One time, I sat on the sloping front lawn of my house, the stiff blades stabbing me in the butt, just weeping after a particularly hostile conversation between my son and me, I carried on that hostile conversation with God, the one where I got upset with the Almighty for duping me, and I crooked my finger at the sky, because that's where we seem to think God lives. And God crooked a finger back at me and said, "What makes you think this is about you?" And I didn't get it at first, because, wait, isn't everything about me? but God said, "This is his story, not your story. This is between me and him." I'd like to say I just shut my trap after that, but I didn't. I blubbered on for awhile, and I'm still blubbering intermittently, and I'll continue blubbering while that skinny calf gets fattened. Of course, that's the happy ending, sort of. I know there are lots of not-so-happy endings, too. I don't want to think about those right now, though, okay?
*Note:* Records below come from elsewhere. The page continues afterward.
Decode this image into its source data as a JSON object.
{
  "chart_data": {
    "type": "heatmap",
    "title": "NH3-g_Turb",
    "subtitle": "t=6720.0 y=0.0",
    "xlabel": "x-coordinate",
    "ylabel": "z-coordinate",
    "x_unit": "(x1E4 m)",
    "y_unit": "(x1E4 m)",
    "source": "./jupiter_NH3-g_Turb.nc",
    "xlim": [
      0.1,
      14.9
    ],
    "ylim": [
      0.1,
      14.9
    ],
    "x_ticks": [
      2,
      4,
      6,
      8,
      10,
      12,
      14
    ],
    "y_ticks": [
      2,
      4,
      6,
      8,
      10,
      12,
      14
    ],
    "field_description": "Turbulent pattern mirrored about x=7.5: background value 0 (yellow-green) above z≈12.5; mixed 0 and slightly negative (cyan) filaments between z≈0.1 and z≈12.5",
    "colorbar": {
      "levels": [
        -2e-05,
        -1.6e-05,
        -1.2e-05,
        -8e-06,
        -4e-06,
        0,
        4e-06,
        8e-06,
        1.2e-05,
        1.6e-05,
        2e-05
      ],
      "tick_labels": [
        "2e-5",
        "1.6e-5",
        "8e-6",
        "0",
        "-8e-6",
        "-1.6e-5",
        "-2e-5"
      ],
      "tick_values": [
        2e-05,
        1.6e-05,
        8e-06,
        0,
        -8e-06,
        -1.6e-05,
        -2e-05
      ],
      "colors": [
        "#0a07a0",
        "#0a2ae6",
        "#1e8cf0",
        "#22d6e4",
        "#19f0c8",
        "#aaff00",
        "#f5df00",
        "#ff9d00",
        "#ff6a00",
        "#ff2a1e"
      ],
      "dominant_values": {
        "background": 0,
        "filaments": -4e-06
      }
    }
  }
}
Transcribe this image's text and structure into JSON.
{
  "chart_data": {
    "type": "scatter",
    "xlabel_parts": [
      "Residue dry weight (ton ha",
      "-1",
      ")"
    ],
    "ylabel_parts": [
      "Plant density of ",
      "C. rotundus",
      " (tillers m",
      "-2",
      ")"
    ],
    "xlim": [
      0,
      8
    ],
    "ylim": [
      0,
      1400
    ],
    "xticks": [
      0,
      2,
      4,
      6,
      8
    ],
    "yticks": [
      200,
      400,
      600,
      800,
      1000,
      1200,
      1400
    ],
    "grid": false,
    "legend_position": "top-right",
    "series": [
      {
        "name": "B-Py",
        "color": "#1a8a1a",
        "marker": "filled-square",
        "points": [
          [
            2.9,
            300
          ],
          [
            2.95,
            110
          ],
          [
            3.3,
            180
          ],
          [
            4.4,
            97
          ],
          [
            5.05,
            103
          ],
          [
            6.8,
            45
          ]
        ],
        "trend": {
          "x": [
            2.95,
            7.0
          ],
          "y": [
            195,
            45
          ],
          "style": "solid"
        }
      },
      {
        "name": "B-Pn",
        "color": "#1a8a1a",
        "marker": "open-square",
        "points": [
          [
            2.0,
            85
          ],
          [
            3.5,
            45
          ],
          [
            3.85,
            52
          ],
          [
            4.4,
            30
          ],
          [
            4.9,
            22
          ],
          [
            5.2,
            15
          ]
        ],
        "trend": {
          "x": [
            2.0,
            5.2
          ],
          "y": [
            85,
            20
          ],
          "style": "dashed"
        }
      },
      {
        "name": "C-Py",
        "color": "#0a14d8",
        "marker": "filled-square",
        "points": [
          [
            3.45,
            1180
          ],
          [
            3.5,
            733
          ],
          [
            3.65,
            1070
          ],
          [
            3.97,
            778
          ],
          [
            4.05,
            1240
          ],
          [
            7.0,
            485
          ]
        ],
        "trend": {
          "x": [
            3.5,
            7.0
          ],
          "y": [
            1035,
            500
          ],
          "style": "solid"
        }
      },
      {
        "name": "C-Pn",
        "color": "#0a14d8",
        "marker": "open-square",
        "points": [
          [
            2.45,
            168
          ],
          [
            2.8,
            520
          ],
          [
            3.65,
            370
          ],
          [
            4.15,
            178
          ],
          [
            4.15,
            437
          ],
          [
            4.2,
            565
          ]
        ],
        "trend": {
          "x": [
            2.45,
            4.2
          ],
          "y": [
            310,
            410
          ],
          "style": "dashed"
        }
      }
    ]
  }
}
It's weird. Sometimes I feel like that buck, completely frozen and paralyzed, the light completely soaking and exposing me while I figure out where on God's green earth I'm supposed to go, if anywhere. And other times, I feel like Petey the Pup, staring at this wild thing I've never seen before and wondering what I would do with it if I could leap out the window and chase it down while the people I love are in the car shouting, "Get back here. It's dark. You don't even know where you're going." And sometimes, I'm just me. Sitting in the driver's seat on a late-ish run to Wendy's, trying not to care about the people I've failed. Trying to be distracted by the wildlife on the side of the road and the wilder life inside my brain.